Mientras bebían sentados en una raíz caída, Dev señaló el horizonte.
—¿Sabes qué es lo que más extraño de Nahiluna cuando regreso a mi mundo?
Anirak negó con la cabeza.
—La manera en que el cielo aquí parece escuchar. En Varunesh el cielo es vasto pero lejano, como un padre que vigila desde muy arriba. Aquí… aquí parece un hermano que se inclina a oírte.
Anirak sonrió suavemente.
—Quizá sea el mismo cielo. Solo que cambia el modo de escucharnos.
Guardaron silencio un momento, escuchando el crepitar de las ramas movidas por el viento.
No había prisa; ni el Jardín ni ellos parecían necesitarla. Al caer la primera sombra larga de la tarde, fueron a revisar un pequeño estanque al pie de una roca. El agua estaba cubierta de una capa fina de algas que brillaban como polvo de plata. Anirak explicó que las algas guardaban historias de cada estación, y que si se las observaba con atención podían mostrar cuándo una planta enfermaría antes de que los síntomas aparecieran. Dev se inclinó para tocar el borde húmedo con los dedos, luego dibujó en la arena un signo circular.
—Así marcamos los estanques en el desierto. Para que las caravanas sepan que allí hay vida.
Ella repitió el gesto, más lento, y dejó que la arena se deshiciera entre sus dedos.
—Me gusta que lo llames vida —murmuró—. Aquí decimos que el agua es la primera voz del Jardín.
Cuando el sol tocó las copas más altas, regresaron al claro central. El aire se había llenado de ese silencio especial que llega justo antes de que canten los insectos nocturnos. Se sentaron de nuevo bajo el gran laurel, rodeados de canastos con hojas frescas, raíces húmedas, flores recién cortadas para ungüentos y semillas guardadas con cuidado. Anirak extendió la mano y tomó una de las flores nuevas que habían despertado con el humo de la mañana. La sostuvo a la luz menguante.
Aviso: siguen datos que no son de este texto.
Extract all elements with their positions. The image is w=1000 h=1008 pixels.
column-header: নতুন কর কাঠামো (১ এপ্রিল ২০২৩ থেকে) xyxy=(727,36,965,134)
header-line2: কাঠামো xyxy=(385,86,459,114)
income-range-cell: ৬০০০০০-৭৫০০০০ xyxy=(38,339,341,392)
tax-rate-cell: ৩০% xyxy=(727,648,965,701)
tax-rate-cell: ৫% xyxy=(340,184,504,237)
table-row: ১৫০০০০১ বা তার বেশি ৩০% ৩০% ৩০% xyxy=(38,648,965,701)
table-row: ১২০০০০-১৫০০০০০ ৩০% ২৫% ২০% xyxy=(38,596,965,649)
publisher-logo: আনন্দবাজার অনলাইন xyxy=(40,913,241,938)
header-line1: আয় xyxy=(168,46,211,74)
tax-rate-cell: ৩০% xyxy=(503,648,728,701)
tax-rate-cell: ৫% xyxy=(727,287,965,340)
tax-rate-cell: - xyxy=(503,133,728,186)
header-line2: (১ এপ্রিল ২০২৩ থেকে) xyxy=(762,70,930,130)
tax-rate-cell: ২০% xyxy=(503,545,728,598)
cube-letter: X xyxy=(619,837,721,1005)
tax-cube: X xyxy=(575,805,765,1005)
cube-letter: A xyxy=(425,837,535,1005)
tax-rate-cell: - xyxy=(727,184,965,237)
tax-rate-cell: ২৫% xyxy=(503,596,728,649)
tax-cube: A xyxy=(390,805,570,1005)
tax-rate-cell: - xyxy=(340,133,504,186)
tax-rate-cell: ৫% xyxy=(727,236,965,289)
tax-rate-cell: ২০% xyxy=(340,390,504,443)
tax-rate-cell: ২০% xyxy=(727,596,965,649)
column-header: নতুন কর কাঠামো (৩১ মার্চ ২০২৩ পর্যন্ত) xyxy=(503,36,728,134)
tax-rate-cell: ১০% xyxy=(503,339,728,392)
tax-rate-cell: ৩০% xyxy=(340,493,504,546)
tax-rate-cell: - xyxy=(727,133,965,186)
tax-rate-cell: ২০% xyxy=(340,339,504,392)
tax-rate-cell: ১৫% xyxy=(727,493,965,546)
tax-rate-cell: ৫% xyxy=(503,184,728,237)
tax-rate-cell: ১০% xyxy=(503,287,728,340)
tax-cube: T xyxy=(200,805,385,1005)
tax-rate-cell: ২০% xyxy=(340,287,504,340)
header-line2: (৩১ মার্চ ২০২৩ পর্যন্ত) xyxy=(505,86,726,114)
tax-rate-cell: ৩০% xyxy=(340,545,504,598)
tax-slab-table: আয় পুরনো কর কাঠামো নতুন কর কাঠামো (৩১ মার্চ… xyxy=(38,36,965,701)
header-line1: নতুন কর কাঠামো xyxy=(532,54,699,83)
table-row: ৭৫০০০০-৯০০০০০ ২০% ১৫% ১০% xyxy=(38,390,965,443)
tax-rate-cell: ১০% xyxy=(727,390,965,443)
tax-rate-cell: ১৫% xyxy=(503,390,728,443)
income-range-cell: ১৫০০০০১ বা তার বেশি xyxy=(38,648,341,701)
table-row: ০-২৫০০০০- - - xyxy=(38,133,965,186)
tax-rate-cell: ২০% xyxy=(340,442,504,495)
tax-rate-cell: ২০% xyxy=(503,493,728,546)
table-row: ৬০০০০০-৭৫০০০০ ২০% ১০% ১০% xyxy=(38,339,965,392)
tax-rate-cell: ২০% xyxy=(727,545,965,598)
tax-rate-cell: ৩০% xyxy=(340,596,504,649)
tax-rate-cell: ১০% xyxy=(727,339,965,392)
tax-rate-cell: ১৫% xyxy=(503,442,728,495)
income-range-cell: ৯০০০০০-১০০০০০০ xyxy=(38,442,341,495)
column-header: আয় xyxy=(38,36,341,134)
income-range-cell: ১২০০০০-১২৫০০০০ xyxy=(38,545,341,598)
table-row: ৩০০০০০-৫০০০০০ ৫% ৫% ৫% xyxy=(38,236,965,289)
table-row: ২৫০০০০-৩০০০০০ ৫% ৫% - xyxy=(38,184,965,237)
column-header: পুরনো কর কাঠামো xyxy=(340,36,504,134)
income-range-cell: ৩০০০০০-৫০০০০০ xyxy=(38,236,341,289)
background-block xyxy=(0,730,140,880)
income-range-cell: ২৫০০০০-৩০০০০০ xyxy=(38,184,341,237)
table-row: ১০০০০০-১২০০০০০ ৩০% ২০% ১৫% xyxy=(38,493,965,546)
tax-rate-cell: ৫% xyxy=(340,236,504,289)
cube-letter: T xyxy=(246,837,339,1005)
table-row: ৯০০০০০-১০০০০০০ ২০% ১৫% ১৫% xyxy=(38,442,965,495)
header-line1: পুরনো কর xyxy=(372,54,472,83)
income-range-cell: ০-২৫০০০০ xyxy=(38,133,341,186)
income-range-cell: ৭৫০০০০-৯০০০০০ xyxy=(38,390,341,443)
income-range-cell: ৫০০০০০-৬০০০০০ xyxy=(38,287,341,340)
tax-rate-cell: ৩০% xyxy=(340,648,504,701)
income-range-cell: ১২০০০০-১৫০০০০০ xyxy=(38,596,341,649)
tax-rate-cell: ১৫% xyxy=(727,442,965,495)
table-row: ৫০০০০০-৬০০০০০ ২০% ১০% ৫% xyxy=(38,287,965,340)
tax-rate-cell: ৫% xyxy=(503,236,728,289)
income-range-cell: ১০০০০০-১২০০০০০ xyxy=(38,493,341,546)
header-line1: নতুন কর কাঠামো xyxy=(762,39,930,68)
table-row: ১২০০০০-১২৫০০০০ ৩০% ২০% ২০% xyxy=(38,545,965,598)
—Mira —dijo—. Hoy nos ha dado su primer brote.
Dev la miró también, y el gesto que cruzó su rostro no fue de triunfo ni de alegría ruidosa, sino de un agradecimiento profundo, casi devoto.
—Es un buen presagio —dijo—. Tal vez el Jardín empieza a creer en nosotros.
No se dijeron más. El ocaso fue bajando como un telón de cobre y violeta, y el Jardín, que había sido paciente testigo todo el día, exhaló un aroma nuevo, fresco, como si hubiera aceptado la alianza de ambos guardianes.
El aire seguía cargado del polen dorado de las Piricura. Cada respiración los llevaba a fragmentos del pasado compartido, pero ahora los recuerdos se volvían más cercanos, más cálidos, más íntimos.